He’d gone to Landstar in 2003 for a year and liked that company’s system, especially its self-dispatch. “I spoiled myself when I first went over there,” he says. Rather than being sent to the Northeast, as he was before, “When I was first able to dispatch myself, I’d stay on [Interstates]10 and 20 going east and west.”
Mobley left Landstar when rates were falling. But back at Schneider, he didn’t hesitate to participate in the pilot test for the new percentage program, which pays 65 percent of the linehaul with fuel surcharge and other accessorials.
As Schneider was testing its percentage program, many in Hunt’s owner-operator fleet (launched in 2000 with straight mileage pay) became interested in percentage as rates began rising in 2005-06, says Mahaffey. Owner-operators “wanted to be able to take advantage of those increases.”
Hunt offers 65 percent of the gross base in the Performance Percentage Plan, a traditional dispatching operation (all compensation packages include 100 percent fuel surcharge pass-through). Its basic Percentage Plan, similar to Schneider’s, though, combines 62 percent of the gross pay with freedom for owner-operators to choose their own loads – some on its Load Visibility program and self-dispatched from an in-house load board.
“It’s very easy to use,” says Dennis Buffington, owner-operator of a 2006 Freightliner Century leased to Hunt. The board gives “your pickup and delivery times and how many miles it is. You’ll shoot [office personnel] a number on the computer and ask for a rate on it. They’ll break it down for you and send the rate back.”
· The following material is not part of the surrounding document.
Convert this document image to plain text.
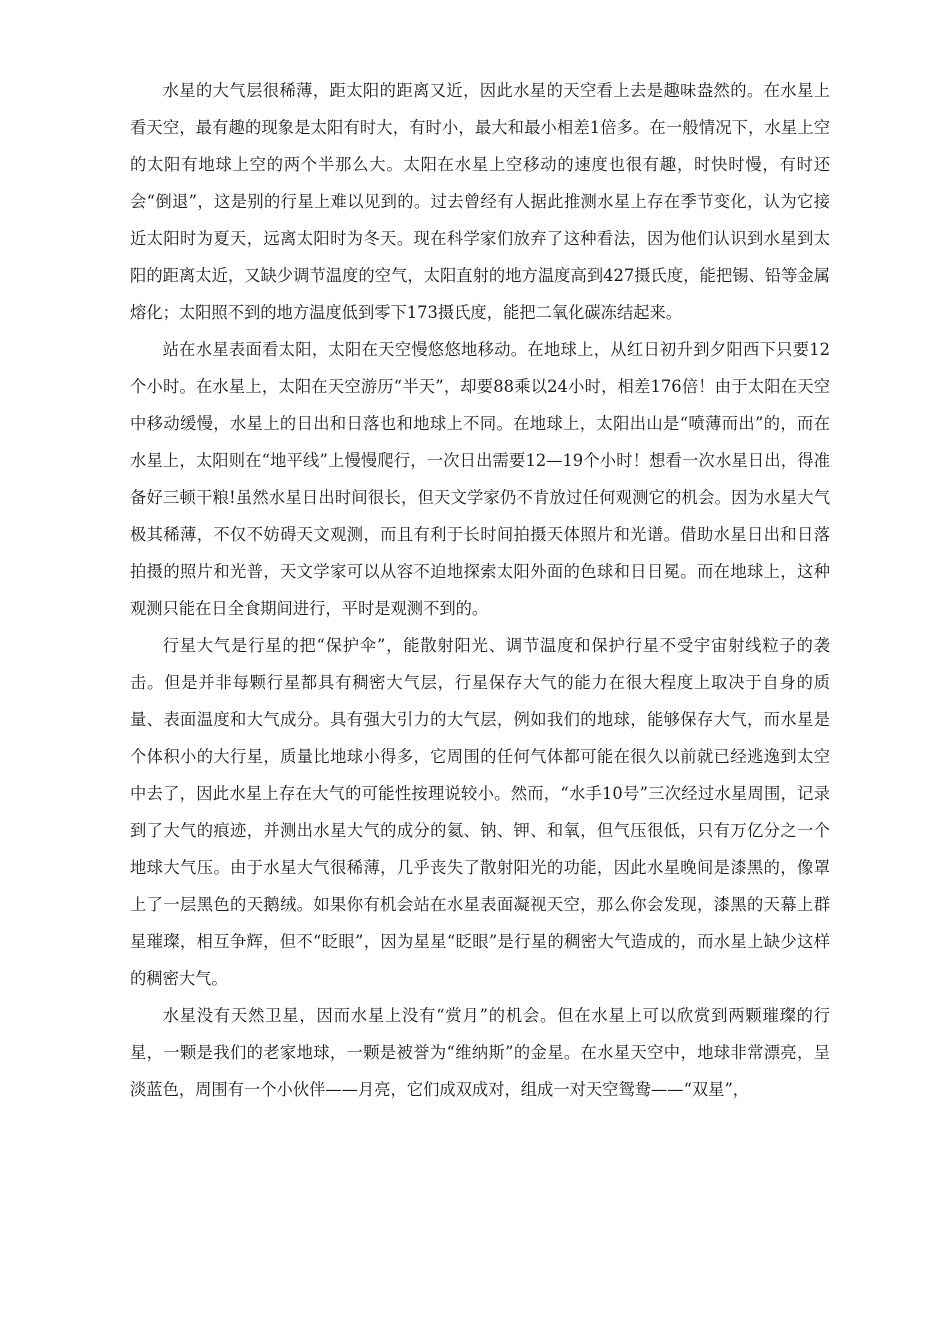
水星的大气层很稀薄，距太阳的距离又近，因此水星的天空看上去是趣味盎然的。在水星上看天空，最有趣的现象是太阳有时大，有时小，最大和最小相差1倍多。在一般情况下，水星上空的太阳有地球上空的两个半那么大。太阳在水星上空移动的速度也很有趣，时快时慢，有时还会“倒退”，这是别的行星上难以见到的。过去曾经有人据此推测水星上存在季节变化，认为它接近太阳时为夏天，远离太阳时为冬天。现在科学家们放弃了这种看法，因为他们认识到水星到太阳的距离太近，又缺少调节温度的空气，太阳直射的地方温度高到427摄氏度，能把锡、铅等金属熔化；太阳照不到的地方温度低到零下173摄氏度，能把二氧化碳冻结起来。

站在水星表面看太阳，太阳在天空慢悠悠地移动。在地球上，从红日初升到夕阳西下只要12个小时。在水星上，太阳在天空游历“半天”，却要88乘以24小时，相差176倍！由于太阳在天空中移动缓慢，水星上的日出和日落也和地球上不同。在地球上，太阳出山是“喷薄而出”的，而在水星上，太阳则在“地平线”上慢慢爬行，一次日出需要12—19个小时！想看一次水星日出，得准备好三顿干粮!虽然水星日出时间很长，但天文学家仍不肯放过任何观测它的机会。因为水星大气极其稀薄，不仅不妨碍天文观测，而且有利于长时间拍摄天体照片和光谱。借助水星日出和日落拍摄的照片和光普，天文学家可以从容不迫地探索太阳外面的色球和日日冕。而在地球上，这种观测只能在日全食期间进行，平时是观测不到的。

行星大气是行星的把“保护伞”，能散射阳光、调节温度和保护行星不受宇宙射线粒子的袭击。但是并非每颗行星都具有稠密大气层，行星保存大气的能力在很大程度上取决于自身的质量、表面温度和大气成分。具有强大引力的大气层，例如我们的地球，能够保存大气，而水星是个体积小的大行星，质量比地球小得多，它周围的任何气体都可能在很久以前就已经逃逸到太空中去了，因此水星上存在大气的可能性按理说较小。然而，“水手10号”三次经过水星周围，记录到了大气的痕迹，并测出水星大气的成分的氦、钠、钾、和氧，但气压很低，只有万亿分之一个地球大气压。由于水星大气很稀薄，几乎丧失了散射阳光的功能，因此水星晚间是漆黑的，像罩上了一层黑色的天鹅绒。如果你有机会站在水星表面凝视天空，那么你会发现，漆黑的天幕上群星璀璨，相互争辉，但不“眨眼”，因为星星“眨眼”是行星的稠密大气造成的，而水星上缺少这样的稠密大气。

水星没有天然卫星，因而水星上没有“赏月”的机会。但在水星上可以欣赏到两颗璀璨的行星，一颗是我们的老家地球，一颗是被誉为“维纳斯”的金星。在水星天空中，地球非常漂亮，呈淡蓝色，周围有一个小伙伴——月亮，它们成双成对，组成一对天空鸳鸯——“双星”，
Buffington returned to Hunt in 2008 and opted for the Percentage Plan during the recession, a move he describes as a “hope on a wing and a prayer.” As rates have come up with the economy, “I stuck it out and I’ve seen things improve a lot today.” Buffington shoots for $5,000 to $6,000 in revenue weekly on an average 3,000 miles. Based near Atlanta, he sticks to a few lanes when he can.
Try mileage plan first
“One of the difficulties of the Percentage Plan,” says Mahaffey, “is it’s really for more experienced operators who understand the market,” when and where to take an outbound, high-revenue haul so that getting back home at a lower rate can still result in profit, for instance. Those who excel are those “who can actively manage their business,” Mahaffey adds. “For inexperienced contractors, we recommend starting on the mileage-pay program.”
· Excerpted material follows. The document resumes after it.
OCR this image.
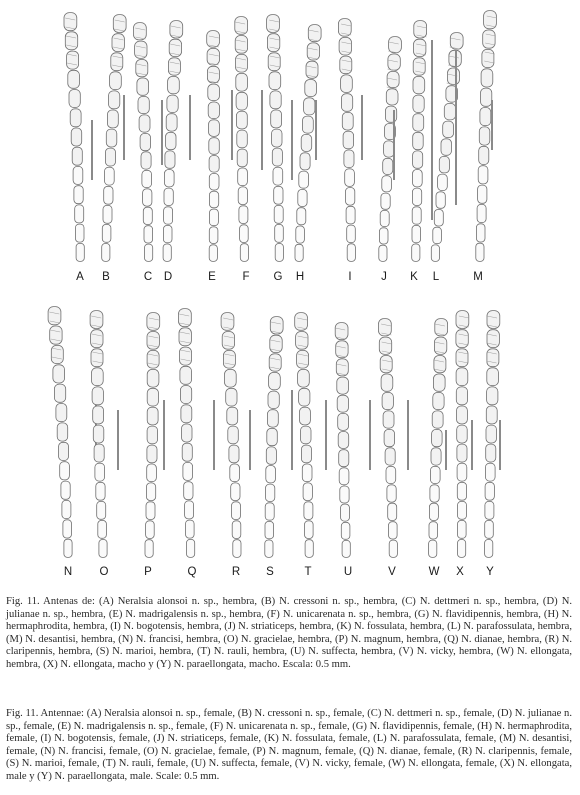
A B	C D	E F G H	I	J K L	M
N O	P	Q	R S	T	U	V	W X Y

Fig. 11. Antenas de: (A) Neralsia alonsoi n. sp., hembra, (B) N. cressoni n. sp., hembra, (C) N. dettmeri n. sp., hembra, (D) N. julianae n. sp., hembra, (E) N. madrigalensis n. sp., hembra, (F) N. unicarenata n. sp., hembra, (G) N. flavidipennis, hembra, (H) N. hermaphrodita, hembra, (I) N. bogotensis, hembra, (J) N. striaticeps, hembra, (K) N. fossulata, hembra, (L) N. parafossulata, hembra, (M) N. desantisi, hembra, (N) N. francisi, hembra, (O) N. gracielae, hembra, (P) N. magnum, hembra, (Q) N. dianae, hembra, (R) N. claripennis, hembra, (S) N. marioi, hembra, (T) N. rauli, hembra, (U) N. suffecta, hembra, (V) N. vicky, hembra, (W) N. ellongata, hembra, (X) N. ellongata, macho y (Y) N. paraellongata, macho. Escala: 0.5 mm.

Fig. 11. Antennae: (A) Neralsia alonsoi n. sp., female, (B) N. cressoni n. sp., female, (C) N. dettmeri n. sp., female, (D) N. julianae n. sp., female, (E) N. madrigalensis n. sp., female, (F) N. unicarenata n. sp., female, (G) N. flavidipennis, female, (H) N. hermaphrodita, female, (I) N. bogotensis, female, (J) N. striaticeps, female, (K) N. fossulata, female, (L) N. parafossulata, female, (M) N. desantisi, female, (N) N. francisi, female, (O) N. gracielae, female, (P) N. magnum, female, (Q) N. dianae, female, (R) N. claripennis, female, (S) N. marioi, female, (T) N. rauli, female, (U) N. suffecta, female, (V) N. vicky, female, (W) N. ellongata, female, (X) N. ellongata, male y (Y) N. paraellongata, male. Scale: 0.5 mm.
Mobley has given similar advice to operators weighing mileage/percentage plans at Schneider. “Unless they’ve been with Schneider for a while, I’ve told some guys that it wouldn’t be a bad thing to consider the mileage program for six months,” he says. “Get a feel for their freight lanes, how the company operates.”
Bethea says Schneider’s seeing the most interest in percentage pay from newly contracting owner-operators. The reason? Without paying for their own commercial auto liability insurance and buying their own trailer, “it’s close as you can get to being independent,” he says.
The company’s online system for freight booking takes self-dispatch to a new level. “We worked our way out of doing it by phone to a beautiful load board that is pure and simple,” says Mobley. Looking at potential loads, the system “tells me the date they pick up, the time, city, the date they deliver, city they deliver in, plus the total revenue to the truck and what the rate per loaded mile” and fuel surcharge are. The system “will give you your deadhead miles exactly.”
Carriers utilizing pay package options for owner-operators are looking for ways to help contractors stay profitable. In 2006 at Hunt, says Mahaffey, “When we implemented percentage pay, 60 to 70 percent of our owner-operators got on the percentage program,” he says. “But today, with the collapse of a lot of freight in 2008 and certainly 2009, recovering a little last year [and continuing], 60 to 70 percent are now on mileage.”
As the economy improves, it’s likely that ratio will shift back again.